Im Kopf steht nur Duden, soweit ich weiß. Und erst nach dem Zeileneinschub (ist das Wort verständlich?) kommt der Satz/die Wortgruppe "Richtiges ...". Also sollte man beim Namen-Angeben schon den Bindestrich einschieben.



> Ich freue mich schon jetzt.



Ich dachte, du würdest ihn erstellen wollen. Das könnte wieder ein 10-bändiger Thread sein.


----------



## Whodunit

c-m-p said:
			
		

> Oh ja ... Entschuldigung! Ich werde ab jetzt jeden Beitrag noch einmal durchlesen, bevor ich ihn absende.



Das war keinesfalls offensiv oder beleidigend gemeint! Ich wollte dich halt nur darauf hinweisen.


----------



## Jana337

> Im Kopf steht nur Duden, soweit ich weiß. Und erst nach dem Zeileneinschub (ist das Wort verständlich?) kommt der Satz/die Wortgruppe "Richtiges ...". Also sollte man beim Namen-Angeben schon den Bindestrich einschieben.


 
Zeileneinschub ist klar (ich habe vor, einen Thread über Computerterminologie zu erstellen). Aber im Kopf meines Dudens steht wirklich das, was ich oben beschrieben habe. Ich habe mehrere Duden in einem Fenster. Nur das Universalwörterbuch, das ich mir separat angeschafft habe, hat einen Bindestrich im Kopf.



> Ich dachte, du würdest ihn erstellen wollen. Das könnte wieder ein 10-bändiger Thread sein.
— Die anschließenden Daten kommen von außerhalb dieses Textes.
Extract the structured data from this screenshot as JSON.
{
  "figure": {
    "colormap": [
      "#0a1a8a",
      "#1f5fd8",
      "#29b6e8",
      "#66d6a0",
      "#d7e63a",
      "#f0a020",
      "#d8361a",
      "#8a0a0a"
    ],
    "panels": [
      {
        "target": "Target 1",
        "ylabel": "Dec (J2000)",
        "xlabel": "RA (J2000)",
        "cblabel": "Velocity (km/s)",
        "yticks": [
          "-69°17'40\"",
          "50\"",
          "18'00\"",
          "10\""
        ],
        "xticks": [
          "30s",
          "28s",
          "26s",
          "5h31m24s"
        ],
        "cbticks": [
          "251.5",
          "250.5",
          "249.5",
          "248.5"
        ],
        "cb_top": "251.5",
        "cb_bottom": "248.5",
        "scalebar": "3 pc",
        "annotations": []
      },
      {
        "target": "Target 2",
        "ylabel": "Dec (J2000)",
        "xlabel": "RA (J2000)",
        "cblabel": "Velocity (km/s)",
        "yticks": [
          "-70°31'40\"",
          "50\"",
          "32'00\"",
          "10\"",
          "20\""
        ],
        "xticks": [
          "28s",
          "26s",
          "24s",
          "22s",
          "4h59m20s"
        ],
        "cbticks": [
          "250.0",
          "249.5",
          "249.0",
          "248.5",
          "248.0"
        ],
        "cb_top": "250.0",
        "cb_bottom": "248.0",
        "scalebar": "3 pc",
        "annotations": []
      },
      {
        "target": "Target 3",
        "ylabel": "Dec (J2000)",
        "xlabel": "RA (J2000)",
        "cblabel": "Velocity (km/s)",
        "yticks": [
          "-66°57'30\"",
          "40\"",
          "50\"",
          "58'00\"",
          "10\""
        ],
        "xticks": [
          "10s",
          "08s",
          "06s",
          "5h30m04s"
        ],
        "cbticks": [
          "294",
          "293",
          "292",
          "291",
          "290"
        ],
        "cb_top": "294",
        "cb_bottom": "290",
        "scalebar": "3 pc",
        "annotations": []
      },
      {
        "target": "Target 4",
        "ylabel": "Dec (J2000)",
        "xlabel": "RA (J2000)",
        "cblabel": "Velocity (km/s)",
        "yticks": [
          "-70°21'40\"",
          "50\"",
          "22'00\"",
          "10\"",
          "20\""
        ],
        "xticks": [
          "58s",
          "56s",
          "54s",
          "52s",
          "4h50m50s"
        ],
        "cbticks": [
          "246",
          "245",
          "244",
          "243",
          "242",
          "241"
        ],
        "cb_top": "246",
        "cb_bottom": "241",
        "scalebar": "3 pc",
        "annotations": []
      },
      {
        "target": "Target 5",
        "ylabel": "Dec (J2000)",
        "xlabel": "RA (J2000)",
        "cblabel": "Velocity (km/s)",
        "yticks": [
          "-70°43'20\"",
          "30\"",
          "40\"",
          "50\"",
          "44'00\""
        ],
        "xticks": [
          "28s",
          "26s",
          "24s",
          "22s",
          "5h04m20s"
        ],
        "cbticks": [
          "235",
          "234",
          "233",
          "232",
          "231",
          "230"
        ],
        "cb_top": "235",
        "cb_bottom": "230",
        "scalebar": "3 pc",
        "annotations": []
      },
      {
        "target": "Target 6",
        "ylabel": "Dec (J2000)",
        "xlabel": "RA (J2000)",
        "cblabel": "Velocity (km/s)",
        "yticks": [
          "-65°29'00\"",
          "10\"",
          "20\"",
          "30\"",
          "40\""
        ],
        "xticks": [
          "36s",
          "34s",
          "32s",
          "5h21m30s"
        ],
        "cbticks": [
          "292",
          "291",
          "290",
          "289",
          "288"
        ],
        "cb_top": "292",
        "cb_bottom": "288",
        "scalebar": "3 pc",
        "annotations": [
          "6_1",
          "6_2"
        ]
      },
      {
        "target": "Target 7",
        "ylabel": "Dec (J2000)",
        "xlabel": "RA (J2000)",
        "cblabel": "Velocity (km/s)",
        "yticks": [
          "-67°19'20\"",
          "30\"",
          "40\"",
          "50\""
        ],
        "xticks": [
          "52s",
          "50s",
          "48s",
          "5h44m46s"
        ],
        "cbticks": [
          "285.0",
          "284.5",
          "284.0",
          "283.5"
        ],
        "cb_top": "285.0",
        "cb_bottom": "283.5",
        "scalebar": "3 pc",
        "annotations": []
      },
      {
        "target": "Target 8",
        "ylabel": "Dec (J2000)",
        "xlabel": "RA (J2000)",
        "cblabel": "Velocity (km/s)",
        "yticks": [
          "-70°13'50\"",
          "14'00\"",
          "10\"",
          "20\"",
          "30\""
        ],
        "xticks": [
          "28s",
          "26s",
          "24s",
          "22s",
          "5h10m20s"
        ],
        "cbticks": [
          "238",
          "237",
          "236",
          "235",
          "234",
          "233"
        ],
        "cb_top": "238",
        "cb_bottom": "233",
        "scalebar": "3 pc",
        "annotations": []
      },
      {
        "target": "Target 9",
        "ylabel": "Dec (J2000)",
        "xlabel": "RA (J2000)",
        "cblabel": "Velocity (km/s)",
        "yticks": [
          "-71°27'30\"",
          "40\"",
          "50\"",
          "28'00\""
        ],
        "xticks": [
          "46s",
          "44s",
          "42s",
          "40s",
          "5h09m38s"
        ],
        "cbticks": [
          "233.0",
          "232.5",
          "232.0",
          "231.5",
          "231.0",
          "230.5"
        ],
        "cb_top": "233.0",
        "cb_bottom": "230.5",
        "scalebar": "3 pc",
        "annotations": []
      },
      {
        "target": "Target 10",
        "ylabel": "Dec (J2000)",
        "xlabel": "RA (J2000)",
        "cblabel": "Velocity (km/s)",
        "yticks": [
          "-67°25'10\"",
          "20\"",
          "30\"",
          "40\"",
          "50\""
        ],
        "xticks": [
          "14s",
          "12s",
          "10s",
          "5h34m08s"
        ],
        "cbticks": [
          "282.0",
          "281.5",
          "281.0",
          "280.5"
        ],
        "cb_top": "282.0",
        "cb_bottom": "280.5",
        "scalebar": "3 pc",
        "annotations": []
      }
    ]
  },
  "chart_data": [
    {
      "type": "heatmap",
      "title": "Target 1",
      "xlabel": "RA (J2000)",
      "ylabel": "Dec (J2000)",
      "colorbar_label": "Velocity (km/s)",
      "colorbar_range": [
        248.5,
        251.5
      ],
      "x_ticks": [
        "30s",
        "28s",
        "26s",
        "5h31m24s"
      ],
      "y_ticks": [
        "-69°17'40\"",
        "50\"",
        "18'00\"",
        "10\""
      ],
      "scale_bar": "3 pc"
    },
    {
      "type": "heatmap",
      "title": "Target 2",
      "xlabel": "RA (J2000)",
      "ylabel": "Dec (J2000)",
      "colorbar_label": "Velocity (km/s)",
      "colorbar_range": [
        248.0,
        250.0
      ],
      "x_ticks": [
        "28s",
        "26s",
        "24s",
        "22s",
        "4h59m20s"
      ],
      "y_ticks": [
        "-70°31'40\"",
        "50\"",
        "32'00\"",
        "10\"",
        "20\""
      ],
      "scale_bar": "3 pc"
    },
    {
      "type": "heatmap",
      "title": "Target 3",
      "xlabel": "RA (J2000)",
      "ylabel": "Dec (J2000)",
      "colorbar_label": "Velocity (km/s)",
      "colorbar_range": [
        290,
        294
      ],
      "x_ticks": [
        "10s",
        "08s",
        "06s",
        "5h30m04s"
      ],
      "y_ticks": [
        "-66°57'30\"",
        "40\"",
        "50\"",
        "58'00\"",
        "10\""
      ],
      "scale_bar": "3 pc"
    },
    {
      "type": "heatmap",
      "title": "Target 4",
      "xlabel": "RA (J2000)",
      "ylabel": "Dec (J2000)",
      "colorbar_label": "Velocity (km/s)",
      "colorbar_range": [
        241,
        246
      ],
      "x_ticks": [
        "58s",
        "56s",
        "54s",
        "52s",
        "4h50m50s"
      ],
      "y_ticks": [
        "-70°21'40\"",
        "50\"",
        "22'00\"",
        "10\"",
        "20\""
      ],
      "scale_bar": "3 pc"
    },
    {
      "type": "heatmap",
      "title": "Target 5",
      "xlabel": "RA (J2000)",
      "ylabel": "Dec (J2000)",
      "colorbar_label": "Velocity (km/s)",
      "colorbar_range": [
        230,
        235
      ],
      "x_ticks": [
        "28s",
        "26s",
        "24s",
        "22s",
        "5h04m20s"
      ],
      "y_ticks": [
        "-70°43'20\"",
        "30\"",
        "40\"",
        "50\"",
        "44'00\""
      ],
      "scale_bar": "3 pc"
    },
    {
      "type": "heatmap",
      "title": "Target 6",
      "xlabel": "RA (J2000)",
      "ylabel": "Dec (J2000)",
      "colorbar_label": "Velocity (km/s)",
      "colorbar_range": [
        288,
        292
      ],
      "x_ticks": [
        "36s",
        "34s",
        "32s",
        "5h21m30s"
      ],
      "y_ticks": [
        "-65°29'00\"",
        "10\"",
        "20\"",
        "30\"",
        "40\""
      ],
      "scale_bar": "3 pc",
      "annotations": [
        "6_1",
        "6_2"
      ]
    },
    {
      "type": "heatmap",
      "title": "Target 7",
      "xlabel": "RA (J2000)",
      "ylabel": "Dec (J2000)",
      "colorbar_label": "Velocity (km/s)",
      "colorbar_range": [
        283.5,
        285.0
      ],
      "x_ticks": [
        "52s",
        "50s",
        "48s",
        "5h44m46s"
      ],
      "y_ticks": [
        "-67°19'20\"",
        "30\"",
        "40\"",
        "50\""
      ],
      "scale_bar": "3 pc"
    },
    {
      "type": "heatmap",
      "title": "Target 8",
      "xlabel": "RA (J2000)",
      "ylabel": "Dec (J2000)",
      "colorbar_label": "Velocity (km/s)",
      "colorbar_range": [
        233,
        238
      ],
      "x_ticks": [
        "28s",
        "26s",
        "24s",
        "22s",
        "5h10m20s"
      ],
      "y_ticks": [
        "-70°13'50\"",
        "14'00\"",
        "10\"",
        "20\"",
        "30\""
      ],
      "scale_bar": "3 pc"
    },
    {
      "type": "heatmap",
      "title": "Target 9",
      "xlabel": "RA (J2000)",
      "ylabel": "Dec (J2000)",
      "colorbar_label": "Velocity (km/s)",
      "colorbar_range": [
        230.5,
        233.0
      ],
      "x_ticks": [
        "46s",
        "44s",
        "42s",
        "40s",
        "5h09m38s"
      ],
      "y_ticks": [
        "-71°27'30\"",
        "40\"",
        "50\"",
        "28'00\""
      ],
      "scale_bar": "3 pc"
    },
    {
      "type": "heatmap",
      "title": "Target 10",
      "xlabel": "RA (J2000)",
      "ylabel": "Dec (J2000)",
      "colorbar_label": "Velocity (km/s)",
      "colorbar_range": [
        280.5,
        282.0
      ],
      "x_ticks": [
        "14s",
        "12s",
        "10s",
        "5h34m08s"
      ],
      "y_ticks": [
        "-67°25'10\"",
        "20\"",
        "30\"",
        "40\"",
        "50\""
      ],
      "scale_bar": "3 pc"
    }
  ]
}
Nicht dass ich faul wäre, aber ich wüsste nicht, wo und wie ich anfangen soll.

Jana


----------



## gaer

Jana (and all),

Here are some sentences I found on the Leipzig site:


Der ultimative Tipp für Klümpchenfabrikanten: Der zweitägige Saucen-Workshop für 310 Mark. Neben dem Kochbuch "Süße Orchideen" hat Rainer Mitze auch ein Kompendium über erlesene Zutaten verfasst: "*Exotische Gemüse* und Gewürze von A bis Z". (Quelle: Der Spiegel ONLINE) 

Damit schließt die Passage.